O corpo do tenente Mendes Júnior foi enterrado ali mesmo, na mata. Em agosto, Ariston de Oliveira Lucena (mais um dos cinco de Lamarca) foi preso e indicou o local onde estava o corpo. Exumado, Mendes Junior foi promovido a capitão e sepultado com honras militares, na capital paulista.

 

A NOTA DA VPR

 

Um mês depois, em setembro, a Vanguarda Popular Revolucionária (VPR) divulgou um comunicado ao povo brasileiro sobre a morte do tenente Mendes Junior. “… A sentença de morte de um tribunal revolucionário deve ser cumprida por fuzilamento. No entanto, nos encontrávamos próximos ao inimigo, dentro do cerco que pode ser executado em virtude da existência de muitas estradas na região.
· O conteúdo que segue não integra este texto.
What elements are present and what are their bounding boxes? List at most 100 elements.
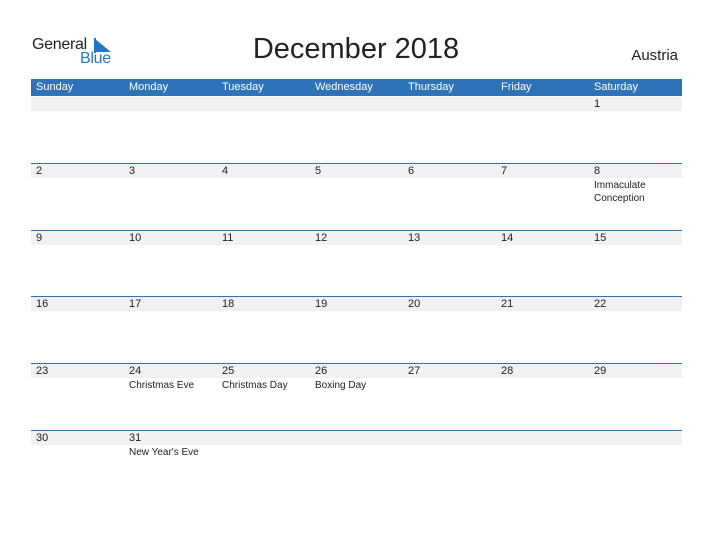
- day-cell: 5: [310, 164, 403, 230]
- holiday-label: Immaculate Conception: [594, 180, 646, 204]
- day-cell: [31, 97, 124, 163]
- day-cell: [310, 97, 403, 163]
- day-number: [124, 97, 217, 111]
- day-number: 30: [31, 431, 124, 445]
- day-cell: 8 Immaculate Conception: [589, 164, 682, 230]
- day-number: [217, 97, 310, 111]
- day-cell: [496, 97, 589, 163]
- day-number: 7: [496, 164, 589, 178]
- day-number: 10: [124, 231, 217, 245]
- day-number: 6: [403, 164, 496, 178]
- day-number: 31: [124, 431, 217, 445]
- day-cell: 28: [496, 364, 589, 430]
- day-number: 11: [217, 231, 310, 245]
- day-number: [403, 97, 496, 111]
- day-number: [31, 97, 124, 111]
- day-number: [310, 431, 403, 445]
- weekday-monday: Monday: [129, 81, 169, 93]
- day-number: 2: [31, 164, 124, 178]
- day-cell: 22: [589, 297, 682, 363]
- day-cell: [589, 431, 682, 497]
- day-number: 16: [31, 297, 124, 311]
- day-cell: 4: [217, 164, 310, 230]
- day-cell: 17: [124, 297, 217, 363]
- holiday-label: Boxing Day: [315, 380, 367, 391]
- day-number: 8: [589, 164, 682, 178]
- day-cell: [124, 97, 217, 163]
- day-cell: 24 Christmas Eve: [124, 364, 217, 430]
- day-number: 21: [496, 297, 589, 311]
- day-number: [217, 431, 310, 445]
- day-cell: 3: [124, 164, 217, 230]
- day-cell: [217, 97, 310, 163]
- day-cell: [496, 431, 589, 497]
- day-number: 18: [217, 297, 310, 311]
- day-cell: 27: [403, 364, 496, 430]
- day-cell: 6: [403, 164, 496, 230]
- day-cell: 13: [403, 231, 496, 297]
- day-number: 28: [496, 364, 589, 378]
- weekday-sunday: Sunday: [36, 81, 74, 93]
- day-cell: 26 Boxing Day: [310, 364, 403, 430]
- day-cell: 29: [589, 364, 682, 430]
- week-row: 16 17 18 19 20 21 22: [31, 296, 682, 363]
- day-cell: 12: [310, 231, 403, 297]
- day-number: 25: [217, 364, 310, 378]
- day-number: [403, 431, 496, 445]
- day-number: 27: [403, 364, 496, 378]
- day-cell: 15: [589, 231, 682, 297]
- day-cell: 10: [124, 231, 217, 297]
- day-number: 24: [124, 364, 217, 378]
- day-number: 4: [217, 164, 310, 178]
- day-number: 15: [589, 231, 682, 245]
- day-number: [310, 97, 403, 111]
- day-cell: 21: [496, 297, 589, 363]
- day-cell: 19: [310, 297, 403, 363]
- weekday-saturday: Saturday: [594, 81, 639, 93]
- week-row: 1: [31, 97, 682, 163]
- day-number: 23: [31, 364, 124, 378]
- day-cell: 7: [496, 164, 589, 230]
- day-number: [496, 431, 589, 445]
- day-number: 9: [31, 231, 124, 245]
- day-number: 26: [310, 364, 403, 378]
- day-cell: [217, 431, 310, 497]
- weekday-thursday: Thursday: [408, 81, 454, 93]
- day-cell: 16: [31, 297, 124, 363]
- holiday-label: Christmas Day: [222, 380, 288, 391]
- day-number: 22: [589, 297, 682, 311]
- day-number: 14: [496, 231, 589, 245]
- day-cell: 9: [31, 231, 124, 297]
- day-number: 12: [310, 231, 403, 245]
- weekday-friday: Friday: [501, 81, 532, 93]
- day-cell: 11: [217, 231, 310, 297]
- day-cell: 14: [496, 231, 589, 297]
- weekday-header: Sunday Monday Tuesday Wednesday Thursday…: [31, 79, 682, 96]
- week-row: 9 10 11 12 13 14 15: [31, 230, 682, 297]
- day-number: 1: [589, 97, 682, 111]
- day-cell: [310, 431, 403, 497]
- day-cell: 1: [589, 97, 682, 163]
- week-row: 30 31 New Year's Eve: [31, 430, 682, 497]
- day-cell: [403, 431, 496, 497]
- day-cell: 30: [31, 431, 124, 497]
- day-number: 3: [124, 164, 217, 178]
- day-number: [496, 97, 589, 111]
- day-cell: 2: [31, 164, 124, 230]
- day-number: 19: [310, 297, 403, 311]
- day-cell: 18: [217, 297, 310, 363]
- day-number: [589, 431, 682, 445]
- holiday-label: New Year's Eve: [129, 447, 199, 458]
- country-label: Austria: [631, 47, 678, 64]
- day-number: 13: [403, 231, 496, 245]
- day-cell: [403, 97, 496, 163]
- holiday-label: Christmas Eve: [129, 380, 195, 391]
- day-number: 5: [310, 164, 403, 178]
- day-number: 20: [403, 297, 496, 311]
- weekday-wednesday: Wednesday: [315, 81, 373, 93]
- day-cell: 25 Christmas Day: [217, 364, 310, 430]
- week-row: 2 3 4 5 6 7 8 Immaculate Conception: [31, 163, 682, 230]
- day-cell: 23: [31, 364, 124, 430]
- day-cell: 20: [403, 297, 496, 363]
- day-number: 29: [589, 364, 682, 378]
O tenente Mendes foi condenado a morrer a coronhadas de fuzil, e assim o foi, sendo depois enterrado”.

 

O GRUPO

 

Os cinco militantes da VPR que mataram o tenente Mendes Júnior são: Carlos Lamarca, morto em 17/09/1971; Yoshitame Fujimore, morto em 05/12/1970, num enfrentamento com o DOI/CODI/6ª Região Militar; Diógenes Sobrosa de Souza, preso em Porto Alegre, em 12/12/1970, condenado a morte, teve sua pena transformada em prisão perpétua e, finalmente, reduzida para 30 anos de prisão. Com a Lei de Anistia (esta mesma que Paulo Vannuchi quer revogá-la) Diógenes foi posto em liberdade; Ariston de Oliveira Lucena, condenado a morte, foi solto pela Lei da Anistia e Gilberto Faria Lima fugiu para o exterior e seu paradeiro nunca ficou conhecido.

 

HOMENAGEM EM PORTO ALEGRE

 

Diógenes Sobrosa de Souza suicidou-se em Santa Rita do Passa Quatro (SP), no dia 17/11/1999. Foi homenageado em Porto Alegre dando o seu nome a uma rua no loteamento Quinta do Portal, por proposição do vereador Ervino Besson, em 19/05/2004.

 

OS DADOS

 

As informações desta coluna foram tiradas do livro “A Verdade Sufocada”, de autoria de Carlos Alberto Brilhante Ustra, coronel reformado do Exército Brasileiro. É apenas um contraponto do livro “Tortura, Nunca Mais”.